Excellent news, I'm sure you'll agree.

More unsurprising news. Who would have guessed that plants (Ok, I know, photosynthesising bacteria) grow better with more CO2 when they have lots of water already?

Just because that happens everywhere else......
 
Greetings, Jack. :2wave:

:agree: :thumbs: The link you posted seems to show benefits for us from something that some seem to think is harmful, but what if it's actually helpful? Will we upset a natural process by changing things simply because we can, when nature already seems to have it handled without our help, and which could be to our benefit?
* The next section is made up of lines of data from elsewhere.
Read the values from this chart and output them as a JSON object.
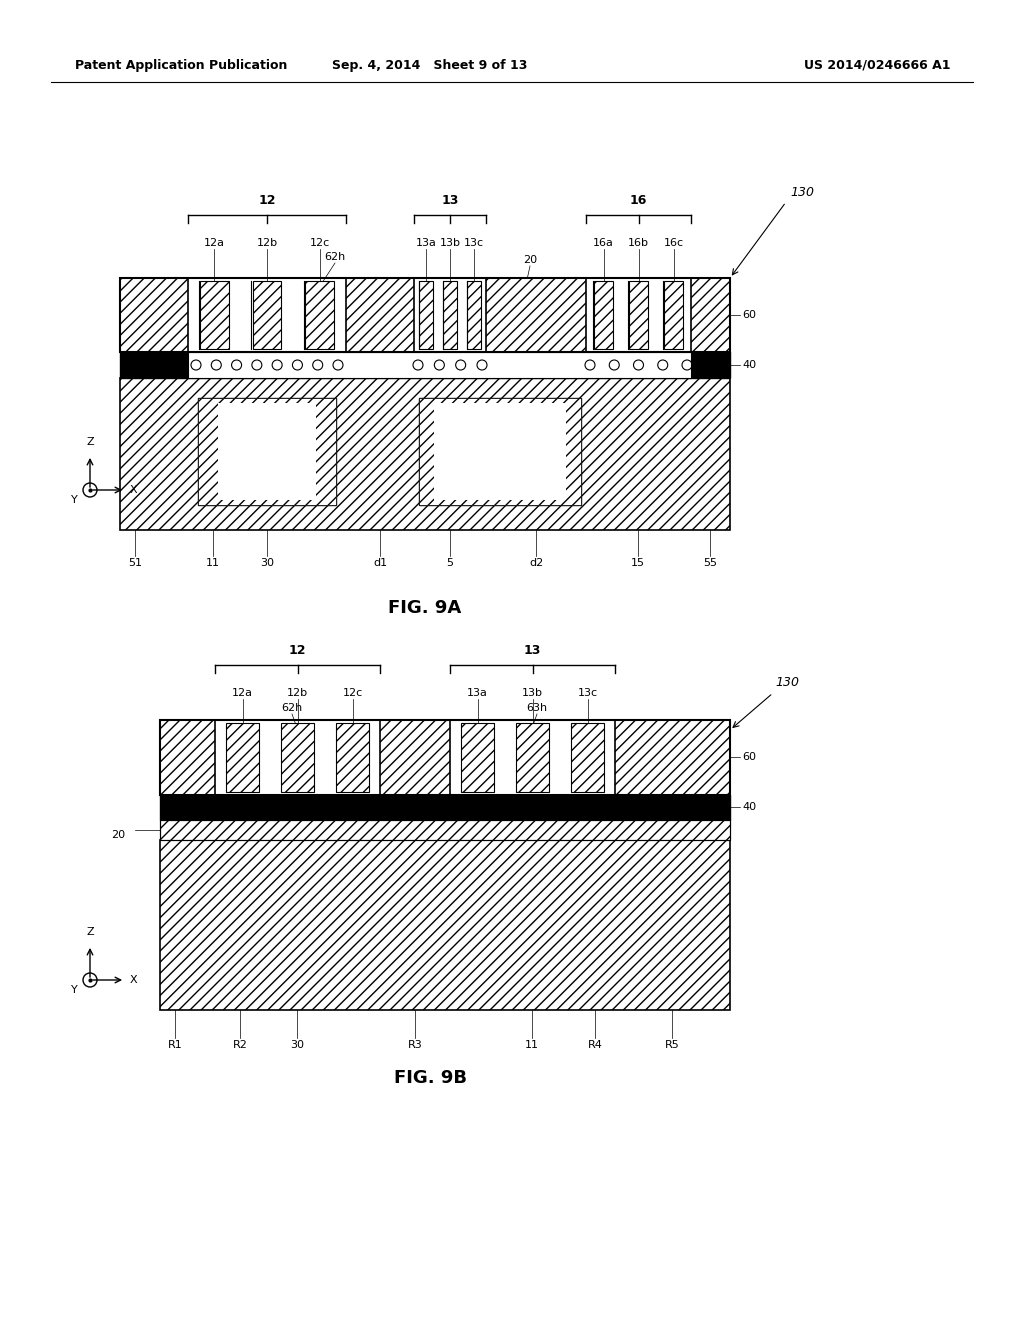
{
  "header_left": "Patent Application Publication",
  "header_mid": "Sep. 4, 2014   Sheet 9 of 13",
  "header_right": "US 2014/0246666 A1",
  "fig_a_label": "FIG. 9A",
  "fig_b_label": "FIG. 9B",
  "background": "#ffffff"
}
I'm just thinking out loud ...it's been that kind of a day! :shrug:

It's a bit like the idea of putting poo on the fields. Not what you would expect to make the plants happy.
 
Greetings, Jack. :2wave:

:agree: :thumbs: The link you posted seems to show benefits for us from something that some seem to think is harmful, but what if it's actually helpful? Will we upset a natural process by changing things simply because we can, when nature already seems to have it handled without our help, and which could be to our benefit?

I'm just thinking out loud ...it's been that kind of a day! :shrug:

What do you mean by changing things?